Lebkuchen, Zimt, Kerzen, Honig, Tannennadeln, Mandeln, Glühwein, Weihrauch: Bei Weihnachten und Advent kommen uns die unterschiedlichsten Düfte und Gerüche in den Sinn. Geruchsforscher Hanns Hatt von der Universität Bochum erklärt, wie Weihnachten duftet und was diese Eindrücke mit uns machen.

Stand: 03.12.2018

Der Advent und Weihnachten gehen in die Nase: Ob es die Gerüche der Weihnachtsbäckerei mit Vanille, Zimt, Kardamon und Schokolade sind oder der Duft von Tannennadeln, Kerzenwachs, Glühwein oder Weihnachtspunsch. Viele dieser Gerüche sind uns vertraute Noten, die Erwachsene zurück in die Kindertage versetzen.

Gerüche und Erinnerungen

Ob Klein oder Groß: Die Gerüche bringen Gefühle und Erinnerungen wieder zutage. Sie sind in unserem Gehirn eng miteinander verbunden. Schon in der Kindheit lernen wir unseren Weihnachtsduft, der abgespeichert wird. Und das nicht nur an Weihnachten, sondern unser ganzes Leben lang. So hat jeder seinen ganz persönlichen Weihnachtsduft. Wird er angesprochen, versetzt er uns in Weihnachtsstimmung.

Persönliche Weihnachtsdüfte

Für Hanns Hatt zum Beispiel, ist Weihnachten mit der Weihnachtsbäckerei seiner Mutter und den Düften der Plätzchen verbunden, mit dem Duft von Gansbraten und abgebrannten Wunderkerzen, die er als Kind an Weihnachten immer anzünden durfte.

Der Geruchssinn, das erklärt Geruchsforscher Hanns Hatt, hat sich evolutionär früher entwickelt als die anderen Sinne. Und wir lernen Gerüche schon als Embroynen im Bauch der Mutter kennen und unterscheiden.

Düfte aktivieren die Erinnerungen

Geruchsforscher Hanns Hatt war zu Gast bei Bayern plus-Moderator Jürgen Lassauer und erklärte, dass Düfte, die an Weihnachten erinnern, dann glücklich machen, wenn man selbst positive Erinnerungen mit dem Fest verbindet. Wer allerdings mit Weihnachten prägende negative Erfahrungen gemacht hat, der wird auch die Gerüche meiden, die ihn an diese negativen Erlebnisse und Weihnachten erinnern, so Hanns Hatt.

Gewürze und ihre Düfte machen warm

Doch Weihnachtsdüfte wirken nicht nur auf die Psyche, sie haben durchaus auch eine nachgewiesene pharmakologische, medizinische Wirkung: Sie sprechen viele Rezeptoren an, die im gesamten Körper verteilt sind.
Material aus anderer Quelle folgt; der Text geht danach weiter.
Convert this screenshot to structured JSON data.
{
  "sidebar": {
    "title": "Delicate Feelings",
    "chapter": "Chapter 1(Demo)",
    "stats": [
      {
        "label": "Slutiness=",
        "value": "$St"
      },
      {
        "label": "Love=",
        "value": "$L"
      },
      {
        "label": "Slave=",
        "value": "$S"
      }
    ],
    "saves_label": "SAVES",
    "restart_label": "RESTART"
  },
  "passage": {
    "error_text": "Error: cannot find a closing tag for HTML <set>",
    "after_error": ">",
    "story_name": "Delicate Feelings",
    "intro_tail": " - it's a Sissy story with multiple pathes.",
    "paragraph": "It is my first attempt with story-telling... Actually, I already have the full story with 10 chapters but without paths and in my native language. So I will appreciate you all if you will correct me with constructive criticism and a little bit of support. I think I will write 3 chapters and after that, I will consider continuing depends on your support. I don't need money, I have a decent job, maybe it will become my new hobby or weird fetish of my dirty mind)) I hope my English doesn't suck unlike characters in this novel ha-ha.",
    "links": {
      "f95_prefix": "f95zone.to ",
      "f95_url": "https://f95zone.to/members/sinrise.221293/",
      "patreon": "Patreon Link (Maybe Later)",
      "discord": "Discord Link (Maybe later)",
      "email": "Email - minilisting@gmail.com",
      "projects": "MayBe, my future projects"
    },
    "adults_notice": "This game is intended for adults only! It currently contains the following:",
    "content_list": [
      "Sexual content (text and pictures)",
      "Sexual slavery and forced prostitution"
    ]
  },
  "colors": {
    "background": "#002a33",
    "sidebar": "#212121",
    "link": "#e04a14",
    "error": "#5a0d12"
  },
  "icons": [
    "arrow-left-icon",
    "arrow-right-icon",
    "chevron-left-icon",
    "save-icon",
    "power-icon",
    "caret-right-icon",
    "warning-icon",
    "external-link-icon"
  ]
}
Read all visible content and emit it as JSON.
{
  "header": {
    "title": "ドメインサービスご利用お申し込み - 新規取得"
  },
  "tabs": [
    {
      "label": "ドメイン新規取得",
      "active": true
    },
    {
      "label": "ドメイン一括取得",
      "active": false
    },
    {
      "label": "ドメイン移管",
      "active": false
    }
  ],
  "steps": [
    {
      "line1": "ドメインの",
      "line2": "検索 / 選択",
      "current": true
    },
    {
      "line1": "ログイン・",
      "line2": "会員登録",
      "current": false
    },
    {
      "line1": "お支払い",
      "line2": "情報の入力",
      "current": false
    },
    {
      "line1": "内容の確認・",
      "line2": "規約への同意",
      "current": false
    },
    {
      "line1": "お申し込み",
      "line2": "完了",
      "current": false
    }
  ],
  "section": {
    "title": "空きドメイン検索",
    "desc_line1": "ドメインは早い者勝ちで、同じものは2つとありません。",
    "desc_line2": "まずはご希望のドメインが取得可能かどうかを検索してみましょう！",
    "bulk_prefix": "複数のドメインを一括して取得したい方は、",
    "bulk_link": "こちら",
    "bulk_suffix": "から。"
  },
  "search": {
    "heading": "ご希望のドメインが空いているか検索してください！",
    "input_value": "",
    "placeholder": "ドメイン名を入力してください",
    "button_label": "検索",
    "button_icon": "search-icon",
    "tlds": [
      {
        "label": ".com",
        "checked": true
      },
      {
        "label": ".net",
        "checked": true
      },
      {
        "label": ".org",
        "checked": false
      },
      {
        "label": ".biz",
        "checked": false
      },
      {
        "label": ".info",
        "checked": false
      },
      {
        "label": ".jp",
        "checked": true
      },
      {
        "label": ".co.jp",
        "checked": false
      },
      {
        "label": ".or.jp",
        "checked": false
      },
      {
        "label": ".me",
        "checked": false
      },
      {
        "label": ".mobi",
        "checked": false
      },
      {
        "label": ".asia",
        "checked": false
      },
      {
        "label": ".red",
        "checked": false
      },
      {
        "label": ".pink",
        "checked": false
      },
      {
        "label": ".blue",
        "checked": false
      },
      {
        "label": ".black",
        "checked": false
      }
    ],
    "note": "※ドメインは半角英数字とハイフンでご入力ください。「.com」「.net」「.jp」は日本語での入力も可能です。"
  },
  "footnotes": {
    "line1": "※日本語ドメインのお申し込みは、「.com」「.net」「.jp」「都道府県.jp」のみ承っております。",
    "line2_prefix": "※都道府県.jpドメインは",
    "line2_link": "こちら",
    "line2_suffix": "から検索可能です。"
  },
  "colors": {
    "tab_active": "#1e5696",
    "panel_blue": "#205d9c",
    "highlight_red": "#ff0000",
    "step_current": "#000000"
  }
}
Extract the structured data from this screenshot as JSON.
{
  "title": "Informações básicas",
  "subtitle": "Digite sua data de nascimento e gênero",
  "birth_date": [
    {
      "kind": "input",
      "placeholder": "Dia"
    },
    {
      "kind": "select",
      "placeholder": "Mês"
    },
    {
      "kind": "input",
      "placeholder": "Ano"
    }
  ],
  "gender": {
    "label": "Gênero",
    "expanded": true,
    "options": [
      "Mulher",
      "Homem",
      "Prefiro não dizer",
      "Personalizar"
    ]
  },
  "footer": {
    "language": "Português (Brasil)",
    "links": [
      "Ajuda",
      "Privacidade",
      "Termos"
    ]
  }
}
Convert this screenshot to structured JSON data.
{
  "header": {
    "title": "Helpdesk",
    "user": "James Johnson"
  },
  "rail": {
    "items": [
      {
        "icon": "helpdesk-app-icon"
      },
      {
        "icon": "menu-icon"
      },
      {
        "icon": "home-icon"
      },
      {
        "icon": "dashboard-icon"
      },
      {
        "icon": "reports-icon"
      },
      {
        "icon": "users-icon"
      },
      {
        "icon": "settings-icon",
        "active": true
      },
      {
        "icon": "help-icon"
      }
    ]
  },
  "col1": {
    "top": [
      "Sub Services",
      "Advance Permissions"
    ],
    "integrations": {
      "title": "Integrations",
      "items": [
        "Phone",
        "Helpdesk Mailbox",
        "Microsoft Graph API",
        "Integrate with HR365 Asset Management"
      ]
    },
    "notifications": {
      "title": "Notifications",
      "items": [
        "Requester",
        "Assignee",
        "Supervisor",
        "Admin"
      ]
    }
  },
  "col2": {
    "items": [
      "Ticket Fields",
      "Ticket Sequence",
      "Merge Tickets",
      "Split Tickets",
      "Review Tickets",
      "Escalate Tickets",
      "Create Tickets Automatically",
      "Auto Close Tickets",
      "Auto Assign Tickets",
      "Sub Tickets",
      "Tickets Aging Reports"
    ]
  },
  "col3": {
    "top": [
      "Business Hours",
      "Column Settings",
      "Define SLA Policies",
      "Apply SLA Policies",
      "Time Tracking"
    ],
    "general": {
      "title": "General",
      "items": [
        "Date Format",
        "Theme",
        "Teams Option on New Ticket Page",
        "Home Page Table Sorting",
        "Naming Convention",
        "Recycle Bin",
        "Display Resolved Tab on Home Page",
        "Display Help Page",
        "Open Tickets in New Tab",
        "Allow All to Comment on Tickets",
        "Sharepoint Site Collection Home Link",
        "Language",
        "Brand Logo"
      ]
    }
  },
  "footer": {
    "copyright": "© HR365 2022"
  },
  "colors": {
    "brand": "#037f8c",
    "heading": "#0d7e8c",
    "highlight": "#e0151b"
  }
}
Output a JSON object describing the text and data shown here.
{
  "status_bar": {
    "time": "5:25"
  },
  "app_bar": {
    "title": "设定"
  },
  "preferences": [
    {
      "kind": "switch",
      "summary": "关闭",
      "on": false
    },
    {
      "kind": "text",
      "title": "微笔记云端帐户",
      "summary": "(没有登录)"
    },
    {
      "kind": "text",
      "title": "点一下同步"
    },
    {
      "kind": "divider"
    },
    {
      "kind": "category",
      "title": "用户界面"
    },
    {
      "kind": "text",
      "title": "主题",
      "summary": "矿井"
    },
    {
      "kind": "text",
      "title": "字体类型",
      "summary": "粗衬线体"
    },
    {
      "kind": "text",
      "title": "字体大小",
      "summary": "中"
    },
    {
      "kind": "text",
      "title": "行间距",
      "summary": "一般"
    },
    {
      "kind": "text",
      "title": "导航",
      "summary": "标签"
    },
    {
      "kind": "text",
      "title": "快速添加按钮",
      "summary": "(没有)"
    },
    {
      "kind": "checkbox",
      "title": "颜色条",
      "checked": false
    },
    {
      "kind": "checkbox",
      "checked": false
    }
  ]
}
So gibt es Sensoren, die für Wärme zuständig sind. Diese werden zum Beispiel stark von Zimt angsprochen. Ingwer macht sogar heiß, so Professor Hatt.

Düfte aktivieren die Verdauung

Im Darm gibt es Duftrezeptoren auf die Nelken und Kümmel wirken. Diese Gewürze helfen deshalb auch schwere, fettreiche Essen zu verdauuen. Genau wie der Beifuß, der stimuliert über die Rezeptoren im Darm die Verdauung und macht damit eine Weihnachtsgans bekömmlicher.

"Duftpabst" Hanns Hatt

Geruchsforscher Hanns Hatt

Der promovierte Biologie, Chemiker und Mediziner ist Professor für Zellphysiologie an der Ruhr-Universität Bochum. Er gilt als der "Duftpapst" in Deutschland. Als einer der ersten Wissenschaftler machte er die Bedeutung von Düften und Gerüchen für unser Leben publik.